Suppose $\lambda$ is an eigenvalue of the matrix $M$ with geometric multiplicity $r$.
I have the feeling that in the Jordan form of $M$, there are $r$ columns that contains only $\lambda$ (and no $1$) (there may be other columns that contain $\lambda$ but will also have $1$). Is this true?
On
Yes, this is true. In the Jordan form of $M$, there will be precisely $r$ blocks associated to the eigenvalue $\lambda$. In each such block, there will be precisely one column (the first, by usual conventions) that contains $\lambda$ and only $\lambda$ and all other columns in the block will also contain a $1$.
Let $\pmb{M} \in \mathbb{C}^{N \times N}$ be a matrix.
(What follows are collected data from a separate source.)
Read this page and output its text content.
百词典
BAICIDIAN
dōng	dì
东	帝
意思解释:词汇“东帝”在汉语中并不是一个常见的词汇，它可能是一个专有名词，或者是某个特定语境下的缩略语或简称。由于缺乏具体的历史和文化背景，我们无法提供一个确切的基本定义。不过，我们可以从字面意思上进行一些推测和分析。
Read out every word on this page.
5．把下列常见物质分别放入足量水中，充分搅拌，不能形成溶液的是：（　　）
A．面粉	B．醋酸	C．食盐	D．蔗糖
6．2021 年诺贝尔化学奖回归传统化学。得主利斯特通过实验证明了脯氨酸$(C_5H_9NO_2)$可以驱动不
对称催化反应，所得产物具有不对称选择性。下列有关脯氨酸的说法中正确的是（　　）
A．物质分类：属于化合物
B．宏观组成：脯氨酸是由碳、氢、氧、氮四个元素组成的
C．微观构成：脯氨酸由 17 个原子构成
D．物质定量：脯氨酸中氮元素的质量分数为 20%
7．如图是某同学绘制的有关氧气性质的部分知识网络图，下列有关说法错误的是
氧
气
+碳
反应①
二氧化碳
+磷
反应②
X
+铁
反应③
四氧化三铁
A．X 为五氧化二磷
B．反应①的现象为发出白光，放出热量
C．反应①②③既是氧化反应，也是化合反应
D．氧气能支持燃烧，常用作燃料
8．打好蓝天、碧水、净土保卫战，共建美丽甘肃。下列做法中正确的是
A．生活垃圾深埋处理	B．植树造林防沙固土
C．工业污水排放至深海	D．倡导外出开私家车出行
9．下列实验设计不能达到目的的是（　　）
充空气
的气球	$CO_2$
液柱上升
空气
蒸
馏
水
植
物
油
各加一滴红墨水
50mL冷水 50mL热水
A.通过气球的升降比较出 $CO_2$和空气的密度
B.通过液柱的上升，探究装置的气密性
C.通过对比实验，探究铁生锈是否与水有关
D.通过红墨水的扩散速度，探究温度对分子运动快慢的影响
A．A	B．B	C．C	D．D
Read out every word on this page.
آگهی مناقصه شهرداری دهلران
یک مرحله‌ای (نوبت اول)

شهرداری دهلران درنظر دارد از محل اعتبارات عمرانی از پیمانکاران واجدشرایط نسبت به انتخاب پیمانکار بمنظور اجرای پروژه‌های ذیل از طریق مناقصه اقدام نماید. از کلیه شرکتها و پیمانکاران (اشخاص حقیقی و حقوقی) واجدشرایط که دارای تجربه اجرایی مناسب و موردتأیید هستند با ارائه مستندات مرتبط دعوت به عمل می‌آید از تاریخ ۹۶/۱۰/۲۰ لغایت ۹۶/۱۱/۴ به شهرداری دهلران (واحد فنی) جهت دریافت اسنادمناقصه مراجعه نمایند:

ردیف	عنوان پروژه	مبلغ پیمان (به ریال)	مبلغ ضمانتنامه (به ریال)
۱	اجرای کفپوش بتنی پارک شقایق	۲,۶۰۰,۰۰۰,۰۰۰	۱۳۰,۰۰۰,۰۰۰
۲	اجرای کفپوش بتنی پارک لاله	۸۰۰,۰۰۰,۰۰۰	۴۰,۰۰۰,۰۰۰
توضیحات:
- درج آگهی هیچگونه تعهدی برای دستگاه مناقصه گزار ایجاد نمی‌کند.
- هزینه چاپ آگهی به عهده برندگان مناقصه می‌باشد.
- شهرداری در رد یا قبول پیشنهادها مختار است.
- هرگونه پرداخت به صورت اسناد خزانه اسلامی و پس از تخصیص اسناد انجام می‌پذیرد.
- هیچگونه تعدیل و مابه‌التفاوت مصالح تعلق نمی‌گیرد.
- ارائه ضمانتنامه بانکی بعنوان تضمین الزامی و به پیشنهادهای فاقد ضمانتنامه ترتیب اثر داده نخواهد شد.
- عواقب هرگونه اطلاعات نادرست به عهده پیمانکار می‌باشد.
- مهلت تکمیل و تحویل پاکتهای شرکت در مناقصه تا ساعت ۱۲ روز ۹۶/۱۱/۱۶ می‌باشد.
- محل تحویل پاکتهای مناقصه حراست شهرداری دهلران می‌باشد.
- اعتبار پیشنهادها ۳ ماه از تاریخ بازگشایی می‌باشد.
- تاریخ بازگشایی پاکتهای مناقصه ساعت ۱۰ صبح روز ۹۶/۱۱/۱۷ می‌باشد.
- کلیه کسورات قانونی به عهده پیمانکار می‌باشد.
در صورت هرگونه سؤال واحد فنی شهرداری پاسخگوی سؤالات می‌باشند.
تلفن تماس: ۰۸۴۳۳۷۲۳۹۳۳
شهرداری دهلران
There exists an invertible matrix $\pmb{P}$ such that $\pmb{J }= \pmb{P}^{-1}\pmb{M}\pmb{P}$, under the following block diagonal form \begin{equation} \pmb{J} = \begin{bmatrix} \pmb{J}_1 & & & \\ & \pmb{J}_2 & & \\ & & \ddots & \\ & & & \pmb{J}_p\\ \end{bmatrix} \in \mathbb{C}^{N\times N} \end{equation} where \begin{equation} \pmb{J}_k = \begin{bmatrix} \lambda_k & 1& & &\\ & \lambda_k & 1 & &\\ & & \ddots & \ddots &\\ & & & \lambda_k &1\\ & & & & \lambda_k\\ \end{bmatrix} \in \mathbb{C}^{N_k\times N_k} \end{equation} where $\lambda_k$ is an eigenvalue of multiplicity $N_k$ $(\sum\limits_{k=1}^p N_k = N)$